Delete any line that contains “proto udp”. Add a “#” at the start of the line “remote vpn1.hideway.eu”.
Add a line or remove the “#”:“remote vpn2.hideway.eu 443 tcp”
Save the file
Stealth VPN/ Obfuscation – Since most VPN protocols have a data packer header, they can still be blocked, even if you are using port 443. A firewall can identify the VPN traffic.
VPN service provider know that some networks block VPN traffic and they are looking for options to get around the blocks. Stealth VPN technology masks your VPN traffic to prevent networks from identifying it as VPN traffic. It can disguise it as regular TLS encrypted web traffic. With a VPN service with obfuscation or “stealth” technology, a VPN connection can rewrite or disguise the packet headers to avoid recognition.
SSL Tunneling – This is when an internal client application requests a web object using HTTPS on port 8080 through the proxy server. For instance, when you are accessing an online shopping website. The online connection to to online shopping site is routed to you through a proxy server. The client establishes communication with the target server directly after the original connection has been established by a proxy server in an effort to communicate within the SSL tunnel that has been established after SSL negotiation. Usually, SSL tunnels are created using the Stunnel software, which has to be configured on the VPN server and on your computer. OpenVPN traffic is covered with extra layer of TLS/SSL encryption, which DPI can’t access, which prevents it from detecting the OpenVPN encryption. To get SSL tunneling, you need to reach out your VPN provider.

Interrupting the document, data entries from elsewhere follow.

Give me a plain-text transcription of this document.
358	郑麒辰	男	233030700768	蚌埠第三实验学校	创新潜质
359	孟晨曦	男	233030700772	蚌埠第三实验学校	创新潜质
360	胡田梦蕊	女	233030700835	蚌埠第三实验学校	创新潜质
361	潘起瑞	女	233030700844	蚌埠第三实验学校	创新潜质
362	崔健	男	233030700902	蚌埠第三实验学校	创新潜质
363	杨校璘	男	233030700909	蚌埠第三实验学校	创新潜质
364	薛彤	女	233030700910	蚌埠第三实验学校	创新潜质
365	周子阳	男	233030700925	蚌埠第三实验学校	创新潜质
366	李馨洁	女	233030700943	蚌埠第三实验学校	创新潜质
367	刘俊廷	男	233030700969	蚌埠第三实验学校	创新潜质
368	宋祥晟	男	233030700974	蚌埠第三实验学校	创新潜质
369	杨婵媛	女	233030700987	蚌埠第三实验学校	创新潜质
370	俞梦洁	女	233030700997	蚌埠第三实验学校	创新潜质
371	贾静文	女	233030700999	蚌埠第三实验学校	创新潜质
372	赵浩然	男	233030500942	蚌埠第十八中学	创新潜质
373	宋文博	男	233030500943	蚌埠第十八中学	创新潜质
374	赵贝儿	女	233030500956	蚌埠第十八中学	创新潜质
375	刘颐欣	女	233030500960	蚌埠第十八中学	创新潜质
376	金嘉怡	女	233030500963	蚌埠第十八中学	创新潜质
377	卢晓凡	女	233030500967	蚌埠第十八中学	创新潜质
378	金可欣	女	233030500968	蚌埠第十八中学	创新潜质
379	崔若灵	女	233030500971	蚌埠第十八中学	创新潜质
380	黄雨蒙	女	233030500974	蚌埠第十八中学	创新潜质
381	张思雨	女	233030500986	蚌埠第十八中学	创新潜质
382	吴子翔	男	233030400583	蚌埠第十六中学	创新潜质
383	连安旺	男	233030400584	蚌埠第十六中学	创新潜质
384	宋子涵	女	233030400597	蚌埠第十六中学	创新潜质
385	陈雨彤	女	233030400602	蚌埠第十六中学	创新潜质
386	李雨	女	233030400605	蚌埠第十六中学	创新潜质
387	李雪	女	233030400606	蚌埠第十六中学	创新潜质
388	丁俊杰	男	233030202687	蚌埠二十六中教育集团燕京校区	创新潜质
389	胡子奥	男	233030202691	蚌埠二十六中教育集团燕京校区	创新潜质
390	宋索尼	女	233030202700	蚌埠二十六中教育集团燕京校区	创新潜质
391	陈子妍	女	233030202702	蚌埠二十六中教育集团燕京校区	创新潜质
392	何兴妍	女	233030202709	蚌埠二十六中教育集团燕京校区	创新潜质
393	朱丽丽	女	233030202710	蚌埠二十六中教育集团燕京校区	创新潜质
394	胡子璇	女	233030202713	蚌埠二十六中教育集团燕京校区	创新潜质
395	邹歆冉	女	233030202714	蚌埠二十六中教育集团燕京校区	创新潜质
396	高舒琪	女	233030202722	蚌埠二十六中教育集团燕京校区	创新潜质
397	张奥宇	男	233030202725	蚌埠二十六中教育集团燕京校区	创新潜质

SSH Tunneling – An SSH tunnel involves an encrypted tunnel established through an SSH (Secure Shell) protocol. This is like an SSL tunnel, but the VPN data is wrapped inside an SSH encryption. SSH is generally used by companies in order to access shell account on UNIX systems and it doesn’t have the level of popularity that SSL enjoys. You will also need to get in touch with your VPN provider to activate it.
SSL and SSH tunneling offer more security than obsproxy, but obsproxy is easier to set up and configure. It also uses less bandwidth since it doesn’t have the extra layer of encryption that SSL and SSH tunneling offer.
Conclusion
Now that you know the methods that will allow you to defeat VPN blocks, you can select the one that better suits your needs. Just make sure that you use them responsibly and that you keep in mind that possible risks. Online freedom is under attack and a VPN is an efficient solution to defend it. With a VPN, you can also protect your privacy and enjoy security, even when you are using a public WiFi hotspot.